I also felt very alone, especially after the memorial service.  I had a few close friends who really took care of me, but overall I felt very alone and isolated.  In fact, isolation was one of my main themes that first year.  Brian happened to be in the busiest few months of his entire career between teaching, coaching, and a grad school class that had double the workload of any other class.  Plus he runs the homework center and sits on the school improvement team, which meets frequently.  My dad left for a two-month-long trip, which I actually felt was very good for him to do.  But it left me feeling extremely alone and isolated.

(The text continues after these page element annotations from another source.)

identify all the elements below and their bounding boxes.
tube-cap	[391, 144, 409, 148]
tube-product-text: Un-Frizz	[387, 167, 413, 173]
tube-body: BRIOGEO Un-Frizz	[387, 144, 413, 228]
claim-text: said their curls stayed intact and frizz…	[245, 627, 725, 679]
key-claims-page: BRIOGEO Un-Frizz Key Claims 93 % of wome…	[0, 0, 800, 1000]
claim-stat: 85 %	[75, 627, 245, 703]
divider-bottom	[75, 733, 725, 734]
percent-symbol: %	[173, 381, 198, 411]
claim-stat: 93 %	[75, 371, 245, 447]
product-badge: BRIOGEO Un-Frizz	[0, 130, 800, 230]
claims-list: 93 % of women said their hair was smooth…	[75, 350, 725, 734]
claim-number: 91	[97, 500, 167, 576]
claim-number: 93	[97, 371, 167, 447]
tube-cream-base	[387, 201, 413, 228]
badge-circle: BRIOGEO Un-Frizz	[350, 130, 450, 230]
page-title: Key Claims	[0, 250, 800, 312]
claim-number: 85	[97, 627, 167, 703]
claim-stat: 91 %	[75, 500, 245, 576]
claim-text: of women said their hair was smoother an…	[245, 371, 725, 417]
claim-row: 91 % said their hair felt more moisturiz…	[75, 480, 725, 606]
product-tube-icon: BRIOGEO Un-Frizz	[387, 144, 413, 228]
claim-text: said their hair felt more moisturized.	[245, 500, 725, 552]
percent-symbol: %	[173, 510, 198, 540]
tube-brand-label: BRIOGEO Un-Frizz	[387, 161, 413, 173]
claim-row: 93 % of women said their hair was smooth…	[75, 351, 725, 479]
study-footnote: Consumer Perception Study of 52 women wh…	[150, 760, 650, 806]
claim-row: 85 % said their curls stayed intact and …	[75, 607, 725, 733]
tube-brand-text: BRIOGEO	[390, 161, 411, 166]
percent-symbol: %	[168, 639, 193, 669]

In part because of the isolation, I felt extremely angry.  At the time I felt extremely resentful of anyone who did not seem to care or reach out to me in the way I felt should have been proper.  My mom happened to be one of those people who insist on going above and beyond to help others, so I felt especially hurt and angry that not too many people did the same for me.  At the same time I felt grateful to the friends I had who rallied around me and showed me support, helped with the kids, and grieved with me.  These friends will always have a special place in my heart; I will always be grateful to them for keeping me from sinking too deeply into my grief.

Looking back, I don't know if I would have been less angry if I had felt less isolated.  Anger is a stage of grieving; I just didn't see the forest for the trees.  I believed my anger was the result of specific situations; I didn't realize it was because of my mom's death, as crazy as that sounds.  In fact, I felt very shocked that I accepted it so quickly.  I didn't try to bargain; there was never a second when I didn't believe it was true; I didn't blame the doctor who possibly (probably?) made the mistake that killed my mom.  So I didn't think I was angry about her loss, just sad.  I think that's a protective mechanism.  To have felt that anger directly about her death would have put me over the edge, so instead I took it out on other people and situations.  The only truth I know is that grief is a complex, living thing, and the only way through is time.